Art et numérique

 




Naguère, aller au musée constituait souvent la sortie culturelle des familles les mieux éduquées. On prenait le temps de découvrir par le détail les œuvres accrochées, quitte à se planter devant dix bonnes minutes. L’art avait partie liée avec des œuvres réelles, forte d’une matérialité qui pouvait traverser les siècles. Et même si elles s’adressaient principalement à notre vue, elles s’inscrivaient dans un espace particulier, avec ses bruits et ses odeurs, qui nous les rendaient sensibles, sinon vivantes. 

Aujourd’hui, il y a toujours, certes, des expositions et l’on va toujours dans les musées, mais on découvre de plus en plus leur contenu à l’avance, par Internet. Les tableaux de maîtres ont tous, à présent, leurs simulacres numérisés que l’on peut consulter, via Twitter ou Facebook, dans le temps même de la visite, en lieu et place des anciens audio-guides. Il faut être à la page et les grands musées flirtent désormais avec les réseaux sociaux et leurs applications interactives (dont on ne peut ignorer le coût ni les visées mercantiles).

 La crise du coronavirus et la fermeture des lieux culturels qu'elle a entraînée n'a fait qu'accélérer ce processus. Si c’est la marque d’un indéniable progrès technologique, il n’est pas certain que ce soit un progrès pour l’art et sa connaissance.
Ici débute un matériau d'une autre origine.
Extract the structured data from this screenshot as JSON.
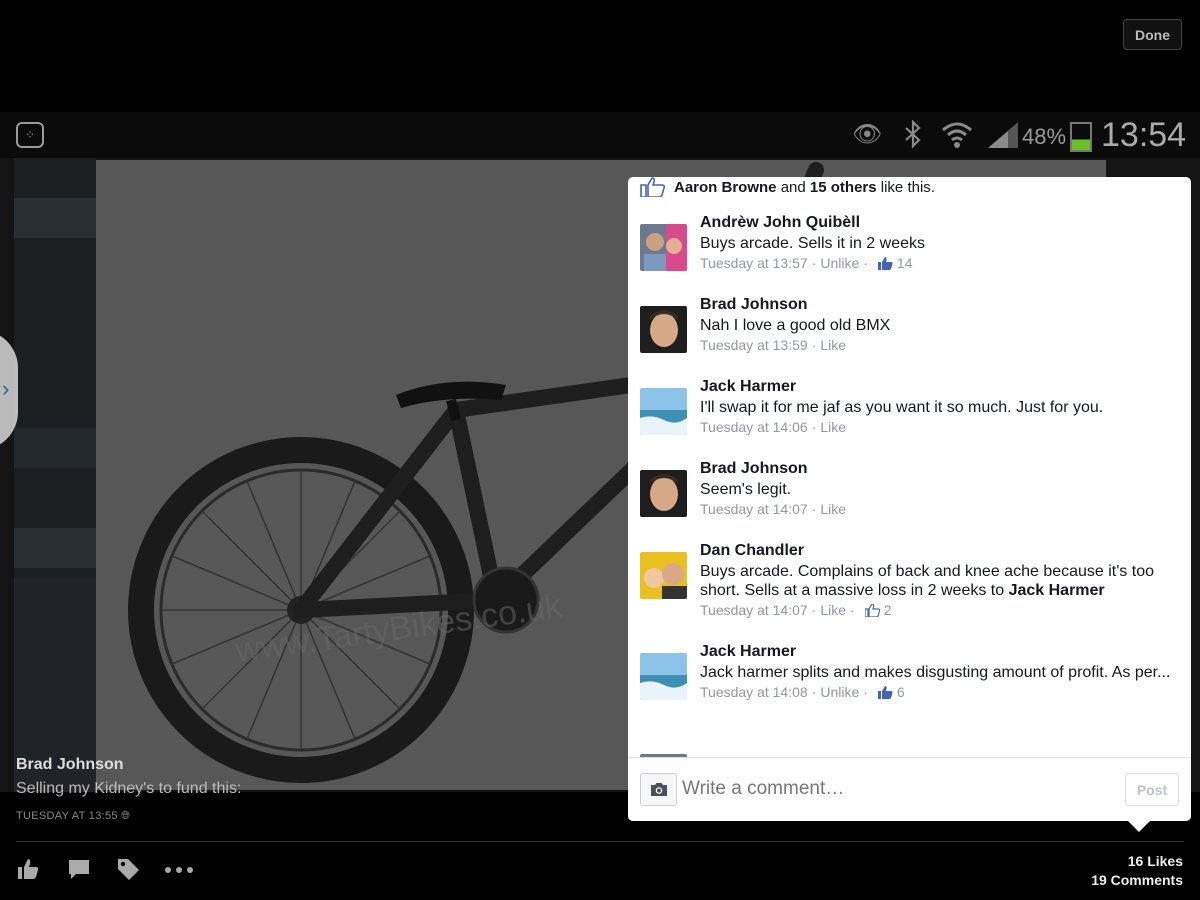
{
  "top_bar": {
    "done_label": "Done"
  },
  "status_bar": {
    "battery": "48%",
    "time": "13:54"
  },
  "caption": {
    "author": "Brad Johnson",
    "text": "Selling my Kidney's to fund this:",
    "timestamp": "TUESDAY AT 13:55"
  },
  "footer": {
    "likes": "16 Likes",
    "comments": "19 Comments"
  },
  "likes_summary": {
    "first": "Aaron Browne",
    "and": "and",
    "others": "15 others",
    "suffix": "like this."
  },
  "comments": [
    {
      "name": "Andrèw John Quibèll",
      "text": "Buys arcade. Sells it in 2 weeks",
      "time": "Tuesday at 13:57",
      "action": "Unlike",
      "likes": "14"
    },
    {
      "name": "Brad Johnson",
      "text": "Nah I love a good old BMX",
      "time": "Tuesday at 13:59",
      "action": "Like",
      "likes": ""
    },
    {
      "name": "Jack Harmer",
      "text": "I'll swap it for me jaf as you want it so much. Just for you.",
      "time": "Tuesday at 14:06",
      "action": "Like",
      "likes": ""
    },
    {
      "name": "Brad Johnson",
      "text": "Seem's legit.",
      "time": "Tuesday at 14:07",
      "action": "Like",
      "likes": ""
    },
    {
      "name": "Dan Chandler",
      "text": "Buys arcade. Complains of back and knee ache because it's too short. Sells at a massive loss in 2 weeks to",
      "mention": "Jack Harmer",
      "time": "Tuesday at 14:07",
      "action": "Like",
      "likes": "2"
    },
    {
      "name": "Jack Harmer",
      "text": "Jack harmer splits and makes disgusting amount of profit. As per...",
      "time": "Tuesday at 14:08",
      "action": "Unlike",
      "likes": "6"
    }
  ],
  "compose": {
    "placeholder": "Write a comment…",
    "post_label": "Post"
  },
  "icons": {
    "bbm": "bbm-icon",
    "eye": "eye-icon",
    "bluetooth": "bluetooth-icon",
    "wifi": "wifi-icon",
    "signal": "signal-icon",
    "battery": "battery-icon",
    "like": "like-icon",
    "comment": "comment-icon",
    "tag": "tag-icon",
    "more": "more-icon",
    "camera": "camera-icon",
    "thumb": "thumb-up-icon"
  },
  "colors": {
    "link_blue": "#4267b2",
    "meta_grey": "#9197a3",
    "battery_green": "#6bbf2a"
  }
}
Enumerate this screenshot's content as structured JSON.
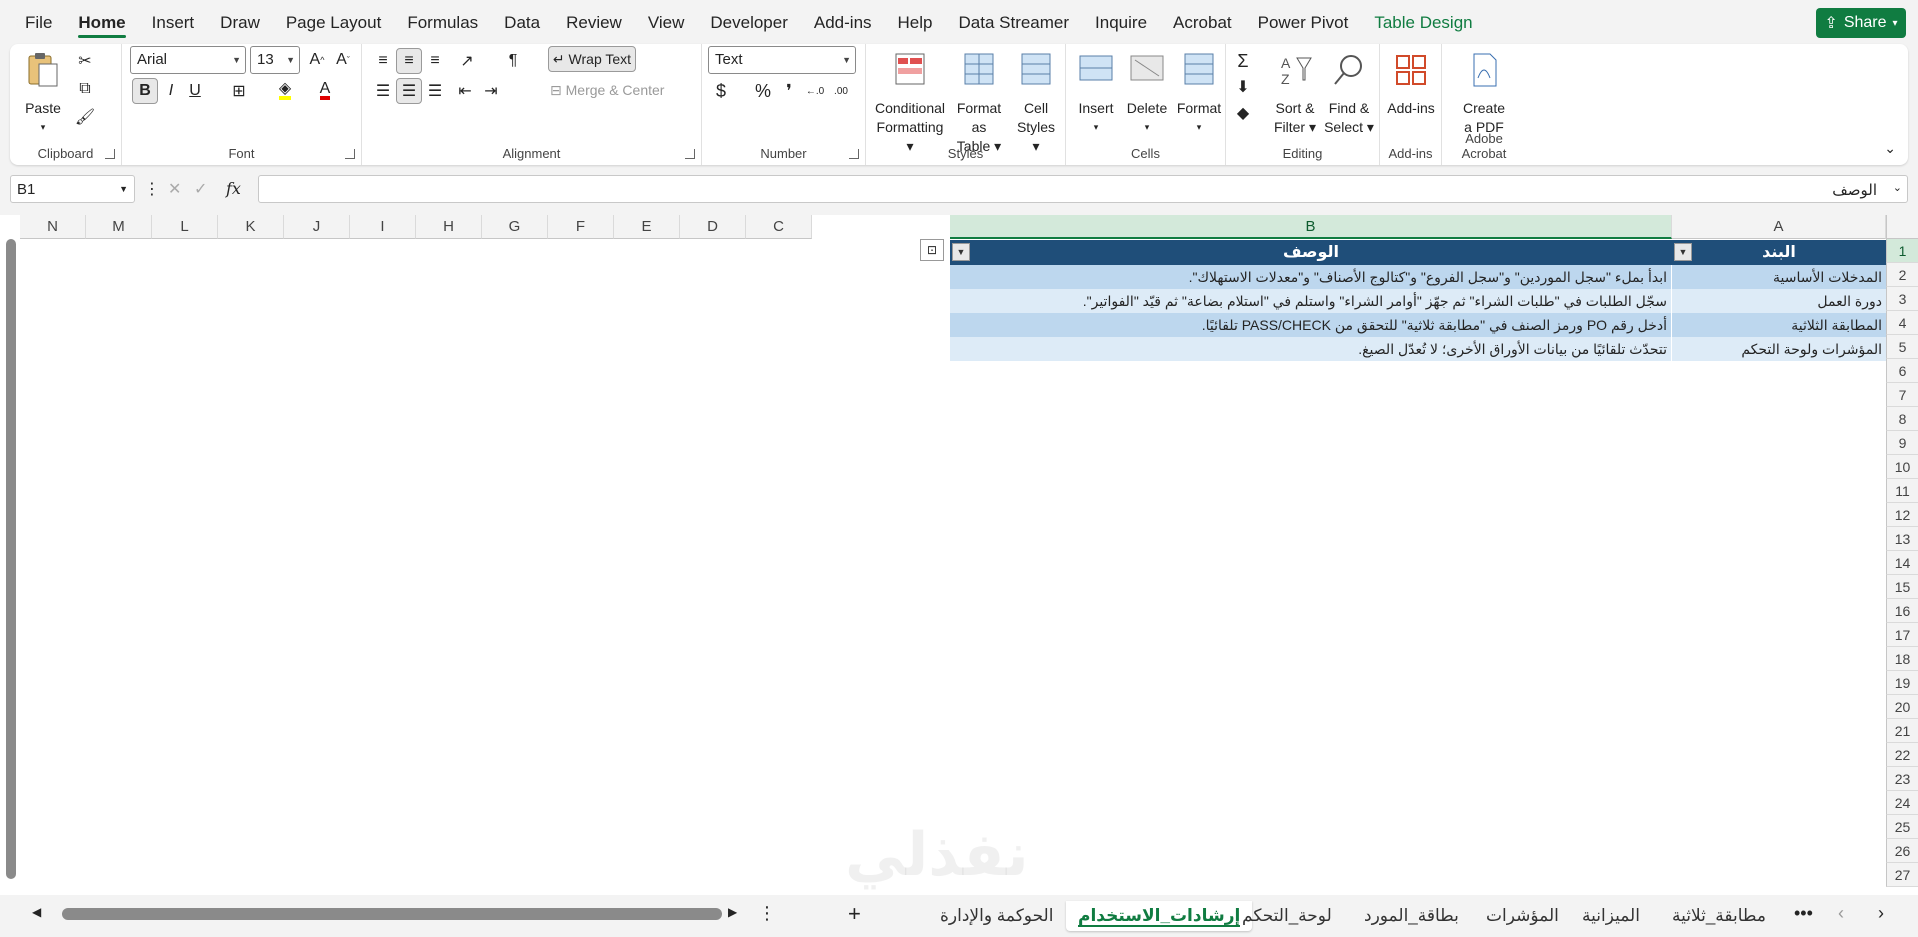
{
  "menu": {
    "tabs": [
      "File",
      "Home",
      "Insert",
      "Draw",
      "Page Layout",
      "Formulas",
      "Data",
      "Review",
      "View",
      "Developer",
      "Add-ins",
      "Help",
      "Data Streamer",
      "Inquire",
      "Acrobat",
      "Power Pivot",
      "Table Design"
    ],
    "share": "Share"
  },
  "ribbon": {
    "clipboard": {
      "paste": "Paste",
      "label": "Clipboard"
    },
    "font": {
      "name": "Arial",
      "size": "13",
      "bold": "B",
      "italic": "I",
      "underline": "U",
      "label": "Font"
    },
    "alignment": {
      "wrap": "Wrap Text",
      "merge": "Merge & Center",
      "label": "Alignment"
    },
    "number": {
      "format": "Text",
      "currency": "$",
      "percent": "%",
      "comma": "❜",
      "label": "Number"
    },
    "styles": {
      "conditional1": "Conditional",
      "conditional2": "Formatting",
      "formattable1": "Format as",
      "formattable2": "Table",
      "cellstyles1": "Cell",
      "cellstyles2": "Styles",
      "label": "Styles"
    },
    "cells": {
      "insert": "Insert",
      "delete": "Delete",
      "format": "Format",
      "label": "Cells"
    },
    "editing": {
      "sort1": "Sort &",
      "sort2": "Filter",
      "find1": "Find &",
      "find2": "Select",
      "label": "Editing"
    },
    "addins": {
      "btn": "Add-ins",
      "label": "Add-ins"
    },
    "acrobat": {
      "btn1": "Create",
      "btn2": "a PDF",
      "label": "Adobe Acrobat"
    }
  },
  "formula_bar": {
    "name_box": "B1",
    "fx": "fx",
    "content": "الوصف"
  },
  "columns": [
    "N",
    "M",
    "L",
    "K",
    "J",
    "I",
    "H",
    "G",
    "F",
    "E",
    "D",
    "C",
    "B",
    "A"
  ],
  "rows": [
    "1",
    "2",
    "3",
    "4",
    "5",
    "6",
    "7",
    "8",
    "9",
    "10",
    "11",
    "12",
    "13",
    "14",
    "15",
    "16",
    "17",
    "18",
    "19",
    "20",
    "21",
    "22",
    "23",
    "24",
    "25",
    "26",
    "27"
  ],
  "table": {
    "headers": {
      "a": "البند",
      "b": "الوصف"
    },
    "rows": [
      {
        "a": "المدخلات الأساسية",
        "b": "ابدأ بملء \"سجل الموردين\" و\"سجل الفروع\" و\"كتالوج الأصناف\" و\"معدلات الاستهلاك\"."
      },
      {
        "a": "دورة العمل",
        "b": "سجّل الطلبات في \"طلبات الشراء\" ثم جهّز \"أوامر الشراء\" واستلم في \"استلام بضاعة\" ثم قيّد \"الفواتير\"."
      },
      {
        "a": "المطابقة الثلاثية",
        "b": "أدخل رقم PO ورمز الصنف في \"مطابقة ثلاثية\" للتحقق من PASS/CHECK تلقائيًا."
      },
      {
        "a": "المؤشرات ولوحة التحكم",
        "b": "تتحدّث تلقائيًا من بيانات الأوراق الأخرى؛ لا تُعدّل الصيغ."
      }
    ]
  },
  "sheets": [
    "الحوكمة والإدارة",
    "إرشادات_الاستخدام",
    "لوحة_التحكم",
    "بطاقة_المورد",
    "المؤشرات",
    "الميزانية",
    "مطابقة_ثلاثية"
  ],
  "active_sheet_index": 1,
  "watermark": "نفذلي",
  "colors": {
    "accent": "#107c41",
    "table_header": "#1f4e79",
    "band1": "#bdd7ee",
    "band2": "#ddebf7"
  }
}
Ni d’ailleurs pour la qualité de notre vécu, de plus en plus menacé par une subtile forme de dématérialisation. Car une image numérique, fut-elle d’une définition parfaite, ne peut pas informer autant qu’une œuvre concrète in situ, en deux ou trois dimensions, ni surtout faire désirer les moyens de la création artistique. A moins de se substituer à eux et de devenir le vecteur et l’espace mêmes des œuvres.